Our study had several limitations:

  • The synthesis included weights based on survey sample size, response rate and proportion of missing data. Yet other factors may also have influenced non-response and misreporting of sexual orientation, including mode of question administration and survey context. However, given the lack of knowledge about the direction and magnitude of these effects, the current methodology could not include quantitative weights for them. We also did not include a weight for variance as is usual in meta-analysis, as we felt it was more important to use weights conceptually linked to problems of reporting sexual orientation rather than weights reflecting precision.

  • The stratified aggregated LGB estimates were valid only to the extent to which the population distributions of the baseline survey (the GP Patient Survey 2015) were representative of the national population of England. While the distributions of age, gender and region were very similar between the two, there was variation in ethnicity which meant that we could not confidently report estimates stratified by ethnicity. Using the GP Patient Survey as our baseline survey also meant that we were not able to stratify by local authority level or disability, because the survey simply did not provide this type of information. These issues could be resolved if original surveys would stratify their results by these factors or if the Census would include a question on sexual orientation [19]. It would also be useful to have more surveys conducted at local level to get a better understanding of geographical differences.

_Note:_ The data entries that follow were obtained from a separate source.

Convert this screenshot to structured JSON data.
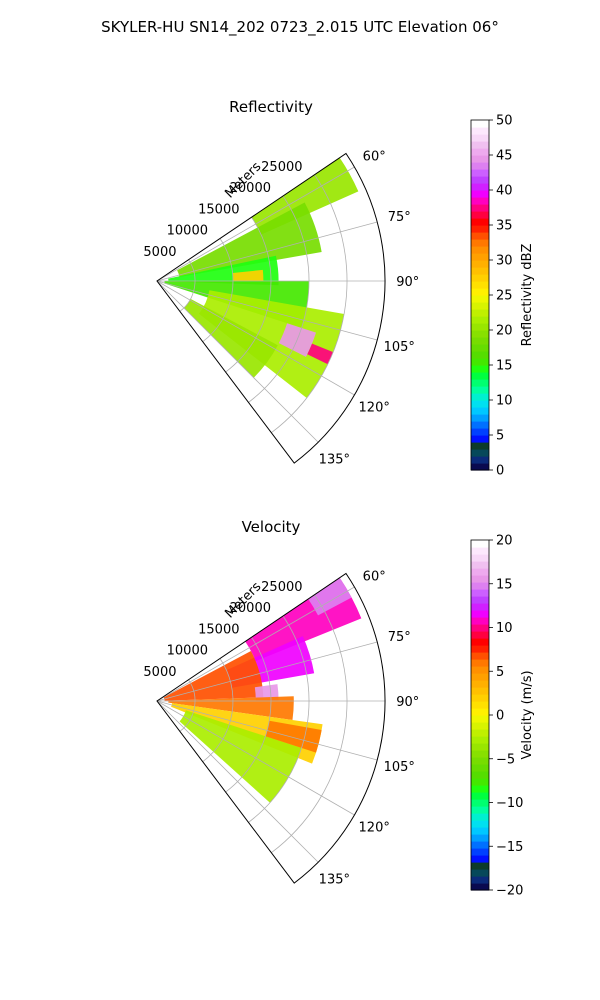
{
  "figure": {
    "suptitle": "SKYLER-HU  SN14_202  0723_2.015 UTC Elevation 06°"
  },
  "chart_data": [
    {
      "type": "polar-sector-radar",
      "title": "Reflectivity",
      "radial_axis_label": "Meters",
      "radial_ticks": [
        5000,
        10000,
        15000,
        20000,
        25000
      ],
      "radial_tick_labels": [
        "5000",
        "10000",
        "15000",
        "20000",
        "25000"
      ],
      "angle_ticks_deg": [
        60,
        75,
        90,
        105,
        120,
        135
      ],
      "angle_tick_labels": [
        "60°",
        "75°",
        "90°",
        "105°",
        "120°",
        "135°"
      ],
      "theta_range_deg": [
        56,
        143
      ],
      "r_range": [
        0,
        30000
      ],
      "grid": true,
      "colorbar": {
        "label": "Reflectivity dBZ",
        "range": [
          0,
          50
        ],
        "ticks": [
          0,
          5,
          10,
          15,
          20,
          25,
          30,
          35,
          40,
          45,
          50
        ],
        "tick_labels": [
          "0",
          "5",
          "10",
          "15",
          "20",
          "25",
          "30",
          "35",
          "40",
          "45",
          "50"
        ]
      },
      "regions": [
        {
          "theta": [
            56,
            66
          ],
          "r": [
            15000,
            29000
          ],
          "value": 20
        },
        {
          "theta": [
            62,
            80
          ],
          "r": [
            3000,
            22000
          ],
          "value": 18
        },
        {
          "theta": [
            78,
            92
          ],
          "r": [
            1500,
            16000
          ],
          "value": 14
        },
        {
          "theta": [
            84,
            90
          ],
          "r": [
            10000,
            14000
          ],
          "value": 28
        },
        {
          "theta": [
            90,
            108
          ],
          "r": [
            1000,
            20000
          ],
          "value": 15
        },
        {
          "theta": [
            100,
            128
          ],
          "r": [
            7000,
            25000
          ],
          "value": 21
        },
        {
          "theta": [
            108,
            117
          ],
          "r": [
            18000,
            22000
          ],
          "value": 45
        },
        {
          "theta": [
            112,
            116
          ],
          "r": [
            22000,
            25000
          ],
          "value": 38
        },
        {
          "theta": [
            118,
            135
          ],
          "r": [
            5000,
            18000
          ],
          "value": 20
        }
      ]
    },
    {
      "type": "polar-sector-radar",
      "title": "Velocity",
      "radial_axis_label": "Meters",
      "radial_ticks": [
        5000,
        10000,
        15000,
        20000,
        25000
      ],
      "radial_tick_labels": [
        "5000",
        "10000",
        "15000",
        "20000",
        "25000"
      ],
      "angle_ticks_deg": [
        60,
        75,
        90,
        105,
        120,
        135
      ],
      "angle_tick_labels": [
        "60°",
        "75°",
        "90°",
        "105°",
        "120°",
        "135°"
      ],
      "theta_range_deg": [
        56,
        143
      ],
      "r_range": [
        0,
        30000
      ],
      "grid": true,
      "colorbar": {
        "label": "Velocity (m/s)",
        "range": [
          -20,
          20
        ],
        "ticks": [
          -20,
          -15,
          -10,
          -5,
          0,
          5,
          10,
          15,
          20
        ],
        "tick_labels": [
          "−20",
          "−15",
          "−10",
          "−5",
          "0",
          "5",
          "10",
          "15",
          "20"
        ]
      },
      "regions": [
        {
          "theta": [
            56,
            68
          ],
          "r": [
            14000,
            29000
          ],
          "value": 11
        },
        {
          "theta": [
            56,
            62
          ],
          "r": [
            24000,
            29000
          ],
          "value": 15
        },
        {
          "theta": [
            66,
            80
          ],
          "r": [
            10000,
            21000
          ],
          "value": 12
        },
        {
          "theta": [
            62,
            88
          ],
          "r": [
            1000,
            14000
          ],
          "value": 7
        },
        {
          "theta": [
            82,
            90
          ],
          "r": [
            13000,
            16000
          ],
          "value": 16
        },
        {
          "theta": [
            88,
            98
          ],
          "r": [
            1500,
            18000
          ],
          "value": 6
        },
        {
          "theta": [
            98,
            112
          ],
          "r": [
            2000,
            22000
          ],
          "value": 2
        },
        {
          "theta": [
            108,
            132
          ],
          "r": [
            4000,
            20000
          ],
          "value": -3
        },
        {
          "theta": [
            100,
            108
          ],
          "r": [
            15000,
            22000
          ],
          "value": 6
        }
      ]
    }
  ]
}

  • Using general population surveys to quantify the proportion of people who self-identify as LGB may have underestimated this group, because some people may inaccurately report their sexual identity in survey settings influenced by perceptions of confidentiality and social acceptance [20,21,22]. While these issues may change slowly over time, future surveys may be able to produce more reliable and realistic estimates if the context and mode of administration of sexual identify questions is optimized. Also, social acceptance may increase if the question is adopted in the national Census. Finally, it is important to acknowledge that sexual identity as used in national surveys is not coterminous with sexual orientation, which is the term used in the Equality Act to legally protect LGB people from discrimination, and that any of these estimates therefore are likely to underestimate the actual size of this population.